Члены посольства двинулись в сторону поселка. Шли они в сопровождении эскорта из пиратов. Вот иди и гадай – то ли это почетный эскорт, то ли конвой при заключенных? Ведь после сенсационного сообщения капитана они так и не приняли никакого решения, никаких интересных идей не родили. Обсуждение вскоре само собой затухло, все замолчали, кто-то вышел на палубу подышать, кто-то лег спать. Словом, остальное время они просто дожидались окончания плаванья. Вот и дождались.

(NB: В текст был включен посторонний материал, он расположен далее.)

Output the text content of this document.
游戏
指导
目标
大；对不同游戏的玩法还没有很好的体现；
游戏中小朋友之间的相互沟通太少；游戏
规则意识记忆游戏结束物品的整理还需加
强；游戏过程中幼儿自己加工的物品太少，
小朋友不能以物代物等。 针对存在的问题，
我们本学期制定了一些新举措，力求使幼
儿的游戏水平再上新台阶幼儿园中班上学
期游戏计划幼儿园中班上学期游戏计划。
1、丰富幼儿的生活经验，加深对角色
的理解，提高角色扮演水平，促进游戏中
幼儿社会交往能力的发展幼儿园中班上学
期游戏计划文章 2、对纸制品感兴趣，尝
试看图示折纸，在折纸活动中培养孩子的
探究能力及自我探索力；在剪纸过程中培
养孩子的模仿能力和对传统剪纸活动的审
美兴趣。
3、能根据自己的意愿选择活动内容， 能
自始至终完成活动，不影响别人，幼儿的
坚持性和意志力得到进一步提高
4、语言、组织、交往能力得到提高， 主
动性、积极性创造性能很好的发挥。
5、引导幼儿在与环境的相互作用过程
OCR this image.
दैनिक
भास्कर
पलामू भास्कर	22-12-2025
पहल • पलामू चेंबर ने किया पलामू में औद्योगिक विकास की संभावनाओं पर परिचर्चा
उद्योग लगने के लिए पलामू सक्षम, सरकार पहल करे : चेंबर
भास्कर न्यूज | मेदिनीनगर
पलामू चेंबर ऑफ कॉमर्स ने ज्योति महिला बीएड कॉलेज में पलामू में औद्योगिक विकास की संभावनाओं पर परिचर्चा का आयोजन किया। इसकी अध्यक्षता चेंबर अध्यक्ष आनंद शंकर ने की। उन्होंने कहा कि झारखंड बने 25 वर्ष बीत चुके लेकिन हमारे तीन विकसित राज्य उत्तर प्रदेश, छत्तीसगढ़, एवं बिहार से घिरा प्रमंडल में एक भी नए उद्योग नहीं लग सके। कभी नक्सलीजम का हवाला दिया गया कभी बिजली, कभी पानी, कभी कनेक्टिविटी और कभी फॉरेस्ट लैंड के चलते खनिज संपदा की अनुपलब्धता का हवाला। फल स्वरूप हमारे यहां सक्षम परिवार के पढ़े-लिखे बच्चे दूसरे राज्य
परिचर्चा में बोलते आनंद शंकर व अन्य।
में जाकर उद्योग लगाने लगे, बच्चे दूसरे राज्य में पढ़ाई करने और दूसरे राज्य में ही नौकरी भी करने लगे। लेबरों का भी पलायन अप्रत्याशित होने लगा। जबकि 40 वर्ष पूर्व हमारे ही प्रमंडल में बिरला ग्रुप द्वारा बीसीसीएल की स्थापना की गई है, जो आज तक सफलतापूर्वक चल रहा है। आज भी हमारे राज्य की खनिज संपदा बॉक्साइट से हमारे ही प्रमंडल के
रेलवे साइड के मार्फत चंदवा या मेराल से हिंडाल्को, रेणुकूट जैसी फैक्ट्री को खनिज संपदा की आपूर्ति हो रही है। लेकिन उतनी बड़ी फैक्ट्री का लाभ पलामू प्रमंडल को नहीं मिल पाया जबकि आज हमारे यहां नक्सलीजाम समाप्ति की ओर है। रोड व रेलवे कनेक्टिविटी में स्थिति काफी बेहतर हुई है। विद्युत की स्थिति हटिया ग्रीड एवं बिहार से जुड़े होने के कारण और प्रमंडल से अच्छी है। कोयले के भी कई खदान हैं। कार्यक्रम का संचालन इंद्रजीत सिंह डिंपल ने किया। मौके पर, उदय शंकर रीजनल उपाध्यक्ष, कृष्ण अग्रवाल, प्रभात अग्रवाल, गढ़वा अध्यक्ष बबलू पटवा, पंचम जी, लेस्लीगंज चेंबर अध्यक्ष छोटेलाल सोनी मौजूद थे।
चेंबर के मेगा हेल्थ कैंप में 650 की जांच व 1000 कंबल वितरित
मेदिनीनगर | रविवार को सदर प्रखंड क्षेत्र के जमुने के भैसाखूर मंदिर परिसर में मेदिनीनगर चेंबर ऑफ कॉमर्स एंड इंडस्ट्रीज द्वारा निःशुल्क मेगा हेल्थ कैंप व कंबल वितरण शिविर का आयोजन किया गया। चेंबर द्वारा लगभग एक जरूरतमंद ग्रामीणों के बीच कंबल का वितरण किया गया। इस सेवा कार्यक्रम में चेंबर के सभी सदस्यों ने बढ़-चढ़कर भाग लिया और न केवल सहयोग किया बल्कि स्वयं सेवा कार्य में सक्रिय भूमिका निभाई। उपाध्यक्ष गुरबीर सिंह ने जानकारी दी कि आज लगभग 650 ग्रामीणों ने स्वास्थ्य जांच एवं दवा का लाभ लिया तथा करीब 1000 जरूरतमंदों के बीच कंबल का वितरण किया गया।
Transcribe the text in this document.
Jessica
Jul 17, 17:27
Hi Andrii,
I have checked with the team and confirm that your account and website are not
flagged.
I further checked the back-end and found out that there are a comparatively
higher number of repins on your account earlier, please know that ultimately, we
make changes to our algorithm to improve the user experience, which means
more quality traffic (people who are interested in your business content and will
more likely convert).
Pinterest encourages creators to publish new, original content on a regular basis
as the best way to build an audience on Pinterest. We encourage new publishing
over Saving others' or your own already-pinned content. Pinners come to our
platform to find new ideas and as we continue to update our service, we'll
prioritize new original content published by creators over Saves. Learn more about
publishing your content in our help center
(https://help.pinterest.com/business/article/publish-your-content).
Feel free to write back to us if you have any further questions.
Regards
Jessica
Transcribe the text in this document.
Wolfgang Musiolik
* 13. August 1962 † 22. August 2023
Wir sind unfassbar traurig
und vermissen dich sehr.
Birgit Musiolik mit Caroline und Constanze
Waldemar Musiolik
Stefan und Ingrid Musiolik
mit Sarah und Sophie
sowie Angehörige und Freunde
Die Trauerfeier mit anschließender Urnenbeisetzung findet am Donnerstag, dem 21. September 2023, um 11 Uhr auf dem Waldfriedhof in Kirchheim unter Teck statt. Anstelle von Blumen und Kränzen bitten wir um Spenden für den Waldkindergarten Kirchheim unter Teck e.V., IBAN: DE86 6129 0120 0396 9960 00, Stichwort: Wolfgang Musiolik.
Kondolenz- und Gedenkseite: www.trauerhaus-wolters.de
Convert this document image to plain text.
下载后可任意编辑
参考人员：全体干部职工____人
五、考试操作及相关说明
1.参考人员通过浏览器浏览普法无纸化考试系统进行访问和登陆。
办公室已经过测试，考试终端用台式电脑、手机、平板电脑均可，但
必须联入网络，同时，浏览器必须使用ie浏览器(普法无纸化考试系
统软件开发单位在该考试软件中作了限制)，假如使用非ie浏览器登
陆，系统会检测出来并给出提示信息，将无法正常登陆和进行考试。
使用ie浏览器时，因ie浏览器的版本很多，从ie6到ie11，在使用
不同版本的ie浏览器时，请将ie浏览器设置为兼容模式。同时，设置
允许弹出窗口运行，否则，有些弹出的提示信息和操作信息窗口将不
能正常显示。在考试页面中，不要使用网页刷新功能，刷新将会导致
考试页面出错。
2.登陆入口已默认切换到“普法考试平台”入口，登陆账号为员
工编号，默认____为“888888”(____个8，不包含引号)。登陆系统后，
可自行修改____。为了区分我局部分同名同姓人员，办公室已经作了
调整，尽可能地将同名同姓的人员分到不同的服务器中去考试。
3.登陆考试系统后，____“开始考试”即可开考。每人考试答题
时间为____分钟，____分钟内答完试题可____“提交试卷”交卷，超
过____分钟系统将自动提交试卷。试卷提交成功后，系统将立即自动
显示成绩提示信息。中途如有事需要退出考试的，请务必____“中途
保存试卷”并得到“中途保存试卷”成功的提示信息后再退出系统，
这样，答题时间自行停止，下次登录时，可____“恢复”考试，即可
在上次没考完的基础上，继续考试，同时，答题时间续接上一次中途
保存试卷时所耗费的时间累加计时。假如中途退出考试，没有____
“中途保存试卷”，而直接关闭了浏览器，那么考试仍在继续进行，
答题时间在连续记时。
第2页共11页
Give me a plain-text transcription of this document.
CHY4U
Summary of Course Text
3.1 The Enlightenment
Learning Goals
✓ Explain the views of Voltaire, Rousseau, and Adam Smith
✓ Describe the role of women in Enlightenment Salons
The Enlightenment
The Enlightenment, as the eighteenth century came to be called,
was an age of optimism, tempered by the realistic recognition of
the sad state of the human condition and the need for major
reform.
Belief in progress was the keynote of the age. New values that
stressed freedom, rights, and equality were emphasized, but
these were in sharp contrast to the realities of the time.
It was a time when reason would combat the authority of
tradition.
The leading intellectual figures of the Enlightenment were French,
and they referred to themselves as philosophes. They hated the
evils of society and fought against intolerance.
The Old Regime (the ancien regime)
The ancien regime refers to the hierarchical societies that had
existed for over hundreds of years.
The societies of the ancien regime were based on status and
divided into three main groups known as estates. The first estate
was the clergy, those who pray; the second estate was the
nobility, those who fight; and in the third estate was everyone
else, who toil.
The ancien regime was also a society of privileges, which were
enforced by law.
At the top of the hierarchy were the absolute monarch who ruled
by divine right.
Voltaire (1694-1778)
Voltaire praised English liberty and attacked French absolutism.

Пиратское логово не поражало глаз изысками архитектуры. Здесь преобладали незатейливые, крытые тростником бамбуковые хижины, их точечно разбавляли типично японские каркасные дома, крытые тем же тростником, реже черепицей. Единственная улица поселка тянулась наискосок, все время забирая в гору. Жизнь тут не отличалась каким-то яростным бурлением, какового ты подспудно ждешь от пиратского поселения, ежели тебе когда-нибудь доводилось видеть фильмы про карибских флибустьеров. Ни тебе рома, хлещущего из бочек, ни тебе хохочущих полуголых красоток в объятиях мертвецки пьяных джентльменов удачи, ни самозабвенной поножовщины над сундуком с добычей. Если не знать, что здесь обитают пираты, то ни в жизнь об этом не догадаешься. Тихий вечер, рыбаки тащат в дома корзины с уловом, из глубины острова идут босые загорелые люди в конусообразных соломенных шляпах, с мотыгами на плечах. Они явно возвращаются с полей. Женщины копаются в огородах, вытряхивают во дворах циновки, носят воду, возятся с посудой, вокруг них и вообще где попало бегают полуголые дети. Словом, ни дать ни взять – самый что ни на есть мирный край. Из этой пасторальной картины выбивалась разве что их процессия, идущая по середине улицы и большей частью состоящая из вооруженных мужчин сурового вида.